Sesame Workshop and HBO have reached a wide-ranging five-year agreement which provides that HBO will fund production of Sesame Street and some related programming in exchange for an exclusive window, the companies announced Thursday. PBS will make the programming available to PBS and its member stations free of charge (for the first time) after a nine-month window. The deal provides for a doubling of Sesame Workshop’s programming production.
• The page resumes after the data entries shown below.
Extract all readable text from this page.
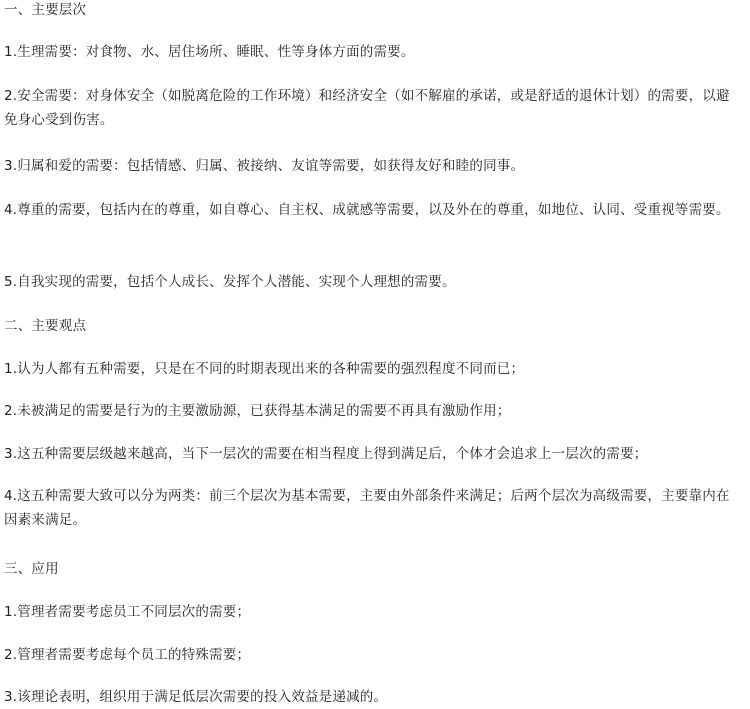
一、主要层次
1.生理需要：对食物、水、居住场所、睡眠、性等身体方面的需要。
2.安全需要：对身体安全（如脱离危险的工作环境）和经济安全（如不解雇的承诺，或是舒适的退休计划）的需要，以避免身心受到伤害。
3.归属和爱的需要：包括情感、归属、被接纳、友谊等需要，如获得友好和睦的同事。
4.尊重的需要，包括内在的尊重，如自尊心、自主权、成就感等需要，以及外在的尊重，如地位、认同、受重视等需要。
5.自我实现的需要，包括个人成长、发挥个人潜能、实现个人理想的需要。
二、主要观点
1.认为人都有五种需要，只是在不同的时期表现出来的各种需要的强烈程度不同而已；
2.未被满足的需要是行为的主要激励源，已获得基本满足的需要不再具有激励作用；
3.这五种需要层级越来越高，当下一层次的需要在相当程度上得到满足后，个体才会追求上一层次的需要；
4.这五种需要大致可以分为两类：前三个层次为基本需要，主要由外部条件来满足；后两个层次为高级需要，主要靠内在因素来满足。
三、应用
1.管理者需要考虑员工不同层次的需要；
2.管理者需要考虑每个员工的特殊需要；
3.该理论表明，组织用于满足低层次需要的投入效益是递减的。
Sesame Workshop CEO Jeffrey D. Dunn described the deal as a winning public-private model. “Our new partnership with HBO represents a true winning public-private partnership model,” he said. “It provides Sesame Workshop with the critical funding it needs to be able to continue production of Sesame Street and secure its nonprofit mission of helping kids grow smarter, stronger and kinder; it gives HBO exclusive pay cable and SVOD access to the nation’s most important and historic educational programming; and it allows Sesame Street to continue to air on PBS and reach all children, as it has for the past 45 years.”
Programming planned under the new deal includes five seasons of Sesame Street, a Sesame Street Muppet spinoff series, and a new original educational series for kids. The new episodes, in both English and Spanish, are expected to begin airing in Fall 2015.
HBO has also licensed rights to over 150 library episodes of Sesame Street and 50 episodes of the series Pinky Dinky Doo and Electric Company.
The Sesame Workshop programming will air on HBO’s channels, HBO Go, HBO On Demand, and the HBO OTT (over-the-top) SVOD service HBO Now.